Despite the uncertainty, the report says the outlook in 2017 is still positive for many of New Zealand’s key agricultural sectors, including dairy.
“In the dairy sector, market fundamentals will further support farmgate milk prices in 2017 restoring profit margins and allowing dairy farmers to move on from two very difficult seasons,” Moynihan comments.
“We expect to see a slower rate of growth in New Zealand milk production emerge in the 2017-18 season and beyond due to increasing environmental regulation, resource constraints and social pressures.
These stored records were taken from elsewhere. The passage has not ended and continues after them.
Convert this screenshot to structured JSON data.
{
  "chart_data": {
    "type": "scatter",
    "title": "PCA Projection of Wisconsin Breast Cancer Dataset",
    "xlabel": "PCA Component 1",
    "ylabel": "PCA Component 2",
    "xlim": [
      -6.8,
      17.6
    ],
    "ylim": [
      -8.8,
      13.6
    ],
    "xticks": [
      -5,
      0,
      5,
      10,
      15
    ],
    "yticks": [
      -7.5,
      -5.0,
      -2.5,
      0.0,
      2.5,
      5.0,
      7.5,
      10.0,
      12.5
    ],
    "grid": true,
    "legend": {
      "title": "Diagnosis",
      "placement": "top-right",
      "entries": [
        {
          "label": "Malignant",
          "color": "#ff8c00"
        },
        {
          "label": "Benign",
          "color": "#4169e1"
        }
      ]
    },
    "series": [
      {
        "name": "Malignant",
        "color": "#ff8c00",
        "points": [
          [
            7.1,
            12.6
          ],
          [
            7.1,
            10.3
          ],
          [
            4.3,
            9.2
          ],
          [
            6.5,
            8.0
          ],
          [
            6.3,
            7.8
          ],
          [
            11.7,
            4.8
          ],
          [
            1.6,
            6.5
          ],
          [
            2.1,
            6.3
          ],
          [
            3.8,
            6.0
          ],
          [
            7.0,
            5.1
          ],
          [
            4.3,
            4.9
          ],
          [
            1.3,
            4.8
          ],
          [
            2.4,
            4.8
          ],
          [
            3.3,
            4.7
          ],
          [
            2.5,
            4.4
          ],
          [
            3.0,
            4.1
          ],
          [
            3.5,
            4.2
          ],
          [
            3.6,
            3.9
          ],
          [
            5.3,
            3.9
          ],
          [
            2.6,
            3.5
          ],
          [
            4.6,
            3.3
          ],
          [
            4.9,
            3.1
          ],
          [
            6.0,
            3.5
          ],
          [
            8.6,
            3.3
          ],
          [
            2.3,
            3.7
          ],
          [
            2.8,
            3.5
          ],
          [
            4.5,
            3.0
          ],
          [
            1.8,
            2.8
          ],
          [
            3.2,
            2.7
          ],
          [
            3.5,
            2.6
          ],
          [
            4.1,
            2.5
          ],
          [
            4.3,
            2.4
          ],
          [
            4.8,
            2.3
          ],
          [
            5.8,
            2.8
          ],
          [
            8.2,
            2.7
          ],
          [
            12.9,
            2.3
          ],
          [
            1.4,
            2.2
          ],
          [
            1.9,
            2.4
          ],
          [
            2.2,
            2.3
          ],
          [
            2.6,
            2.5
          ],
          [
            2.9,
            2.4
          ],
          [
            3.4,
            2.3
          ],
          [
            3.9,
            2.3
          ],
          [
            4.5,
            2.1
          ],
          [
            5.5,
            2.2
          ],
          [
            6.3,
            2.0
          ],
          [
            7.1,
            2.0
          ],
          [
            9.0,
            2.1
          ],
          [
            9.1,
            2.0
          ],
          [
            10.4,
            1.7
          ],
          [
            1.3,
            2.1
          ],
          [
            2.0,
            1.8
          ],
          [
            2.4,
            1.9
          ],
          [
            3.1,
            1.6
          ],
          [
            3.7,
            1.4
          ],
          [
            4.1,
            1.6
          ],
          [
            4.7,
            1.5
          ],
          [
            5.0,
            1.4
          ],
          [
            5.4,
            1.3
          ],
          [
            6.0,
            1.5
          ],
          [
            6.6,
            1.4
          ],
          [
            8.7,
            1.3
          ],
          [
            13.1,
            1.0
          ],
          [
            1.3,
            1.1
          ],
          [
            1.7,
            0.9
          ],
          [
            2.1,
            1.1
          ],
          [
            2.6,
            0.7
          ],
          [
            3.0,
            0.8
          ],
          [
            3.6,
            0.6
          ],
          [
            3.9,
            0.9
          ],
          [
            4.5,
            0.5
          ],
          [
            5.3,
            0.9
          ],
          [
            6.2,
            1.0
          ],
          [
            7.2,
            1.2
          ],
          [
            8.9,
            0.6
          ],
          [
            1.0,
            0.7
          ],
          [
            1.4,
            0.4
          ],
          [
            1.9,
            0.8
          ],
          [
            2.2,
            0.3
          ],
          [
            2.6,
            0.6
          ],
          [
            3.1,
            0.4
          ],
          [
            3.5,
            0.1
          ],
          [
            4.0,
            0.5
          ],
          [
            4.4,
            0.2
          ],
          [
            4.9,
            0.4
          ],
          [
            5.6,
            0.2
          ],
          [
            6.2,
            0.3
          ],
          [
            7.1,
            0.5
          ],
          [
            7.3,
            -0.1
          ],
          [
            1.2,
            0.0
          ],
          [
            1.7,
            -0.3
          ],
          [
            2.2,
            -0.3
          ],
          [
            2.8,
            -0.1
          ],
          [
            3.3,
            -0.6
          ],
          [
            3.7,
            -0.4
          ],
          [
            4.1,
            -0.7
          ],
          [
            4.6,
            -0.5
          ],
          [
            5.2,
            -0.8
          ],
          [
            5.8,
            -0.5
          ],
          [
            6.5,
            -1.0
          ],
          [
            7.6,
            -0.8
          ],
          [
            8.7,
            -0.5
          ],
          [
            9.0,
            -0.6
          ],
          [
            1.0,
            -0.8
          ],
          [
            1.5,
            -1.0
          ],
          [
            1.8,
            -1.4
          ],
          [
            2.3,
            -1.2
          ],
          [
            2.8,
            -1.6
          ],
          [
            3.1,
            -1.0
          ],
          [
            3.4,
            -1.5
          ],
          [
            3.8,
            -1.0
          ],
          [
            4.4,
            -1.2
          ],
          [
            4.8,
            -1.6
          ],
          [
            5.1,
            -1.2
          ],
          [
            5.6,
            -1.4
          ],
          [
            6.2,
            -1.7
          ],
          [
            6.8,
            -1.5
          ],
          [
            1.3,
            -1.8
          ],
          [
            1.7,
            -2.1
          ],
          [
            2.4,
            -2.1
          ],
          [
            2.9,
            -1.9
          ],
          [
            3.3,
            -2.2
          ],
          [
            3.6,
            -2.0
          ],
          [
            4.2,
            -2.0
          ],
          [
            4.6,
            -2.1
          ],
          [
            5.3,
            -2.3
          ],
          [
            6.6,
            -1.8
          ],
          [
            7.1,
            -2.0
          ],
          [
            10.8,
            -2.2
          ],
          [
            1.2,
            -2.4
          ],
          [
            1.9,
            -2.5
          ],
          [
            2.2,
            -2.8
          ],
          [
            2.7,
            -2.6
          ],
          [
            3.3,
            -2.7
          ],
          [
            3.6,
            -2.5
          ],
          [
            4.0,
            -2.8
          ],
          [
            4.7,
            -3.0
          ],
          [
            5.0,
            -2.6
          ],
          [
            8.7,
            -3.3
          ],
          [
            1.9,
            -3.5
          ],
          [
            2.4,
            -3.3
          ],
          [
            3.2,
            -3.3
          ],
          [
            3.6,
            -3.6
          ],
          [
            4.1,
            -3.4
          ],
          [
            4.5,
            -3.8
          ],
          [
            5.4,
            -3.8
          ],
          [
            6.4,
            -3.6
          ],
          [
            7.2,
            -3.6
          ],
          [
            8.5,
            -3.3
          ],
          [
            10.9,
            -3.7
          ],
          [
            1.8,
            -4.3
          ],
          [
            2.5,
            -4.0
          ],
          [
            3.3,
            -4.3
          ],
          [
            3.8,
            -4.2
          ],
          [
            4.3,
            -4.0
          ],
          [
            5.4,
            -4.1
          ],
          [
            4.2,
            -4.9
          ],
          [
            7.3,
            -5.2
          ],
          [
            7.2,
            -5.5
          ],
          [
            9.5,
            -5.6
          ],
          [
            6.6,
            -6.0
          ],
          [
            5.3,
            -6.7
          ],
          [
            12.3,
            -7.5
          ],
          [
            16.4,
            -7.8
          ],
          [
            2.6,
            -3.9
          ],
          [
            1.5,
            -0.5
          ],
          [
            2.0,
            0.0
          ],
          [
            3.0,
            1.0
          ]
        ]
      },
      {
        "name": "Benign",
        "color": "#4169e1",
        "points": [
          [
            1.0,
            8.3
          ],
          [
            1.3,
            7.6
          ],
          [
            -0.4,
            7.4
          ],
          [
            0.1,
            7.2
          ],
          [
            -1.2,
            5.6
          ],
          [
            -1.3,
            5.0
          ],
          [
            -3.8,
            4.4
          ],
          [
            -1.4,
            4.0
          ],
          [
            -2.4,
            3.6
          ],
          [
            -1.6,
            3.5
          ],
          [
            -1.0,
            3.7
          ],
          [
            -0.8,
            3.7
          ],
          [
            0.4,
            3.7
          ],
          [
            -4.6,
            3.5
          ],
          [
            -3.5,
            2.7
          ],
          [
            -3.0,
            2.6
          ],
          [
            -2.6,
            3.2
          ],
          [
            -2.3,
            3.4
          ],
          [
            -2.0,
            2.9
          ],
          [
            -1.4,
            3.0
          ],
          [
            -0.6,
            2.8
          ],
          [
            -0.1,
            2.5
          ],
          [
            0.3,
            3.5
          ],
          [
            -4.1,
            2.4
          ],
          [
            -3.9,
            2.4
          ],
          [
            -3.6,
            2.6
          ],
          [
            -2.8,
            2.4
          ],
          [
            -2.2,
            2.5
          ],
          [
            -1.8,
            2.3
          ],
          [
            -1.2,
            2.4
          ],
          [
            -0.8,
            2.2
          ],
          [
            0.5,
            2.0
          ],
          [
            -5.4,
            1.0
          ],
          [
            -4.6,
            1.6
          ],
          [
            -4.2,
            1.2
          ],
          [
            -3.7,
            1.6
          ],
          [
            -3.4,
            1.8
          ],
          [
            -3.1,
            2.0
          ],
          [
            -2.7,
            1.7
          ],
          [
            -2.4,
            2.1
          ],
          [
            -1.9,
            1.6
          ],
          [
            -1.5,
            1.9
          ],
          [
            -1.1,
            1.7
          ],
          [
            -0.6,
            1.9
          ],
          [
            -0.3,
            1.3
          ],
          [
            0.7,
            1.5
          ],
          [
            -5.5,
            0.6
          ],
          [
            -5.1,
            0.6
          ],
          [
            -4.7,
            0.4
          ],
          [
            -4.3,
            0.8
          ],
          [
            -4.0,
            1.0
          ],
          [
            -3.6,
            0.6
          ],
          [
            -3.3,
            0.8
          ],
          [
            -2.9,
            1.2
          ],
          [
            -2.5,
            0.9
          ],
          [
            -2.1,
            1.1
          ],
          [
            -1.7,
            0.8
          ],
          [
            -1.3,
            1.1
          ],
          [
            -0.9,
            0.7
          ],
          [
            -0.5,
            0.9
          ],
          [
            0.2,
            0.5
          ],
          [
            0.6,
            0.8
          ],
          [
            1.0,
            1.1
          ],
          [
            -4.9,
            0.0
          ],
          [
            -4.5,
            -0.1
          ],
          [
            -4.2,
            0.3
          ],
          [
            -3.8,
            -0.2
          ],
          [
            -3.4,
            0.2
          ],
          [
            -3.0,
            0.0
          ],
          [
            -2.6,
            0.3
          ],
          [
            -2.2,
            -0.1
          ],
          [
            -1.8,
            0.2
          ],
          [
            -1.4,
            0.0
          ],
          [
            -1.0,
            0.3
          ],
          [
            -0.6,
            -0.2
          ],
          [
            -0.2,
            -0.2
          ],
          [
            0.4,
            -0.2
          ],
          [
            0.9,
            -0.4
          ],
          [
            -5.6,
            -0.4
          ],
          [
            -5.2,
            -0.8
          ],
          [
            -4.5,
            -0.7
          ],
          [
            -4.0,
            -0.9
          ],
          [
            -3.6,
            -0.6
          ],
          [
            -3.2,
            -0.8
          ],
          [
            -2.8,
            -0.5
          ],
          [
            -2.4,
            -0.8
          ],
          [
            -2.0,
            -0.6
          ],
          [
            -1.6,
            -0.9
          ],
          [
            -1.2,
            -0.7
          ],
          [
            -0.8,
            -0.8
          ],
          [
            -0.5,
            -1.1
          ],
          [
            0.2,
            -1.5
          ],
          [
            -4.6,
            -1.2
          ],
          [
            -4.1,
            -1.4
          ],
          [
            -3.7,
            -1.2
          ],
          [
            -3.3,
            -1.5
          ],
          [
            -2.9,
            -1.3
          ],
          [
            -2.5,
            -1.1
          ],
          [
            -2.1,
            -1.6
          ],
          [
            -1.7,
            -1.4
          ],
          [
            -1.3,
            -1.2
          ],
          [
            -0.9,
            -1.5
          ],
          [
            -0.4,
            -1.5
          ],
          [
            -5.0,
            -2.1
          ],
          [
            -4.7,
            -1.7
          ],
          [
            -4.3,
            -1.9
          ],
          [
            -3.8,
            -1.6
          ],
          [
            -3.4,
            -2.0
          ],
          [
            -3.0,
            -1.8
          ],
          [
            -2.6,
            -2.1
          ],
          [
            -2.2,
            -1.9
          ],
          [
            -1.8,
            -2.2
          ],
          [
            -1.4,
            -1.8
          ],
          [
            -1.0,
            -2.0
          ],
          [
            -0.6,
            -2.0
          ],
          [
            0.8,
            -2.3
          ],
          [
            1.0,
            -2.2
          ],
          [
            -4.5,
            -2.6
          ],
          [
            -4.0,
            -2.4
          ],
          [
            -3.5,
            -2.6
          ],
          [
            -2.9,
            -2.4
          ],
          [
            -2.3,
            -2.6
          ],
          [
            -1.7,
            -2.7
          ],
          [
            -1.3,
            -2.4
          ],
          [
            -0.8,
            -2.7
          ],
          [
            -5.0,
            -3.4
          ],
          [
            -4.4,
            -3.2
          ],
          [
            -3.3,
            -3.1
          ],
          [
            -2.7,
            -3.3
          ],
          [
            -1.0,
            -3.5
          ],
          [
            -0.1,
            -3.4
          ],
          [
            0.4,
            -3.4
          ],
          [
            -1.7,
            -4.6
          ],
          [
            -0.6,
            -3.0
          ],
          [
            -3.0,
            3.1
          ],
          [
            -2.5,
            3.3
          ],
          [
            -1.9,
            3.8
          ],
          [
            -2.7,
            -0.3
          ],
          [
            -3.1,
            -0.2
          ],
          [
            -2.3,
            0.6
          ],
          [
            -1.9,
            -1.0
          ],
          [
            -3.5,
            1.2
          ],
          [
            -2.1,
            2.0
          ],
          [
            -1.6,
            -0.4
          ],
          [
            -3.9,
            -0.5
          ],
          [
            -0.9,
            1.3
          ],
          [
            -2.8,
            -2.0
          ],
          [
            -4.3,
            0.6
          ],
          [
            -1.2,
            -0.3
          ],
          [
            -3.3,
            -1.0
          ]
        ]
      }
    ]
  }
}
A further factor which will influence production levels is the investment appetite of dairy farmers, and the size of this appetite will become much clearer at the start of next season when dairy farmers make a call on whether to invest profit in further expansion or prioritise debt repayment.”
However, sheep and beef producers can expect a more challenging 2017, according to the report, with beef and sheepmeat price improvement looking unlikely over the next 12 months. “Record global beef production will see downward pressure on New Zealand cattle prices while the strong New Zealand dollar is the major headwind for greater sheepmeat returns during 2017,” says Moynihan.
“Industry participants will be keeping a close eye on the impact of recent corporate changes in the animal proteins sector with most hoping these changes will bring on-going benefits to suppliers through plant rationalization and improved access to China.”
Against the backdrop of record global beef production, the report suggests that Australian beef and veal production will again contract in 2017, after a significant drop to 2.1 million tonnes in 2016 from the drought-induced near-record beef production of 2.5 million tonnes in 2015. This reduced competition in key exports will help support demand for New Zealand beef, the report says. However, growing presence of South American beef, particularly from Brazil, will challenge New Zealand’s competitiveness in key markets.
Sheepmeat exporters will be watching the UK market where demand is expected to be weaker because of a two percent lift in domestic production and a weak New Zealand dollar making New Zealand imports less competitive.
“As a result, total EU quota fulfillment is likely to fall after rising to 76 percent in 2016 –from a low of 68 percent in 2014,” the report notes.
Australian sheepmeat supply is forecast to contract in 2017, says Rabobank in the report.